Nato in Costa d’Avorio nel 1983, Mamadou stava studiando lingue all’università quando è scoppiata la guerra civile nel 2001. Per fuggire agli orrori del conflitto, dunque, decide di scappare con suo cugino e incontra l’inferno. Lui alla fine ce l’ha fatta e ha dedicato il film «a tutte le persone che non sono potute arrivare» invocando «la possibilità di un ingresso regolare come ha detto il Presidente Mattarella» per stroncare il traffico di esseri umani. Ancora «umanità da difendere» invoca Agnieszka Holland, Premio della Giuria a Green Borde sulla mancanza di compassione verso chi cerca di attraversare il confine tra Bielorussia e Polonia, mentre coraggiosi attivisti tentano di salvare la vita a centinaia di rifugiati.

Venezia ci ha ricordato che il cinema non è solo fabbrica dei sogni, ma anche verità. Come quella degli ultimi delle periferie raccontati da Micaela Ramazzotti in “Felicità”, premiata dagli spettatori nella sezione Orizzonti Extra al suo esordio come regista che ha dedicato il premio a tutte le persone fragili. A riassumere il senso di questa umanità ritrovata è stato però anche il discorso dell’attore Peter Sarsgaard, Coppa Volpi come miglior attore per “Memory” di Michel Franco, per un intenso ruolo di uomo malato di demenza precoce. Un discorso di cui le agenzie hanno riportato solo la parte dedicata alle lotte sindacali degli attori, mentre in realtà è più complesso con un esordio dedicato all’Eucarestia.

Sì, proprio all’Eucarestia, dall’attore americano cattolico, che è stato chierichetto e studente del Fairfield College Preparatory School, una scuola maschile gesuita del Connecticut dove inizia a interessarsi di cinema e recitazione. Sarsgaard ha ribadito il valore sacro e “sacramentale” dell’umanità riunita in un cinema percependo «una connessione, una sorta di comunione dove riusciamo a cogliere la nozione che siamo un’unica cosa.

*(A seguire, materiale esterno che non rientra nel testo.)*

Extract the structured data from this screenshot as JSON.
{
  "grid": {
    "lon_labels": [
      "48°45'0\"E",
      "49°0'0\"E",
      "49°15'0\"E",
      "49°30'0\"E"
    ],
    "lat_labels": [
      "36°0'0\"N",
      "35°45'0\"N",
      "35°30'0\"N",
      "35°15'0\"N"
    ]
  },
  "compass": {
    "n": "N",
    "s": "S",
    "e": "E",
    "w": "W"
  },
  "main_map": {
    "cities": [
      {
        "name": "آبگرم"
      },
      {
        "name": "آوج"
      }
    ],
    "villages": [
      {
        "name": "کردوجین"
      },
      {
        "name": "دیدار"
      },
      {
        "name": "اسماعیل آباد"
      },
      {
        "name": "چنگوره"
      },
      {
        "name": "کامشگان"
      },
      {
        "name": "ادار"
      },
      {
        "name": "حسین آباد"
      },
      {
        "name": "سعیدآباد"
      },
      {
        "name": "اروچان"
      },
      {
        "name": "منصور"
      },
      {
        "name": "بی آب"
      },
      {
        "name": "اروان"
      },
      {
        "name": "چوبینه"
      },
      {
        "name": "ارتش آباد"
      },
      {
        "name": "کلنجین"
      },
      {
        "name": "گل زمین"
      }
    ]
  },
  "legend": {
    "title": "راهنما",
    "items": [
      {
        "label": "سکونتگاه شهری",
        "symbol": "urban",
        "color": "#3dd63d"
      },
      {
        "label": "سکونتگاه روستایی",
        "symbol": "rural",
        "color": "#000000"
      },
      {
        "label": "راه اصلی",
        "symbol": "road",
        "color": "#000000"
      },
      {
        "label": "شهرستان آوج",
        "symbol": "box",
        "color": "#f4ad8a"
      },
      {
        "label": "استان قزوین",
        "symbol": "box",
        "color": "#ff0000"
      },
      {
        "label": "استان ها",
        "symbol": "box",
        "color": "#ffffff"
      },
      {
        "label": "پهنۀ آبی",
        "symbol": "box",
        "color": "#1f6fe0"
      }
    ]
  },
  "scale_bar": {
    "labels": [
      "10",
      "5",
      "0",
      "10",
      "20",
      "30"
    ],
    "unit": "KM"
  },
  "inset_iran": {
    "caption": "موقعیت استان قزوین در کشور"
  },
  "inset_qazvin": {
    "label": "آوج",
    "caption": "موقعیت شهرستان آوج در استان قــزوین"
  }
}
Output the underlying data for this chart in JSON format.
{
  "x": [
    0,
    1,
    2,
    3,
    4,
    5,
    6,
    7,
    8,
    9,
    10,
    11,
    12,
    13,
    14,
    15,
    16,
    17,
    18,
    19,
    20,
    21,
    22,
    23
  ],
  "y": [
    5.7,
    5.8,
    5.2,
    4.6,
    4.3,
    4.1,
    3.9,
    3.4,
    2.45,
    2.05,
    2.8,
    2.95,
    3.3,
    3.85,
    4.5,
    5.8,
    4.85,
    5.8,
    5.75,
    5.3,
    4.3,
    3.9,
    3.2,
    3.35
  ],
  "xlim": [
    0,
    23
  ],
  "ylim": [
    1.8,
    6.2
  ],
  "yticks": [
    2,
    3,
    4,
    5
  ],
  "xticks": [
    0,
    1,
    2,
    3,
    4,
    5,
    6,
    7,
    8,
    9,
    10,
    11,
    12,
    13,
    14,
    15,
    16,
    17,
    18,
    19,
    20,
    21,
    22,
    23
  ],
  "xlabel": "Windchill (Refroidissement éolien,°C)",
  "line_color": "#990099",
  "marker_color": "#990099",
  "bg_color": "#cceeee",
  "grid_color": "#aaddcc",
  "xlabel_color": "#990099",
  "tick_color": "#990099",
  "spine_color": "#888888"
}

Quand’ero molto giovane da ragazzo cattolico questo sentimento lo trovavo nella calma della chiesa in seguito al momento dell’Eucarestia, sentivo che le persone attorno a me pensavano che ci fosse qualcosa oltre – ha aggiunto –. Ho scoperto la stessa quiete in altri posti nell’umanità: l’ho trovato nella chiesa, nelle stanze da concerto, nel teatro... Le nostre menti all’unisono hanno a che fare con un silenzio collettivo: questa esperienza umana condivisa è però un sacramento davvero essenziale dell’umanità». Un discorso quasi “mistico” per mettere in guardia dai pericoli dell’intelligenza artificiale, che rischia non solo di far crollare l’industria cinematografica, ma anche di ribaltare il modo di trattare i malati e le guerre. Lo sguardo di matrice cristiana dell’attore fa centro: «Senza questo sacramento, questa esperienza sacra di essere umani sarebbe consegnata semplicemente alle macchine e ai miliardari che le posseggono. Una disconnessione che prepara la strada a nuove atrocità».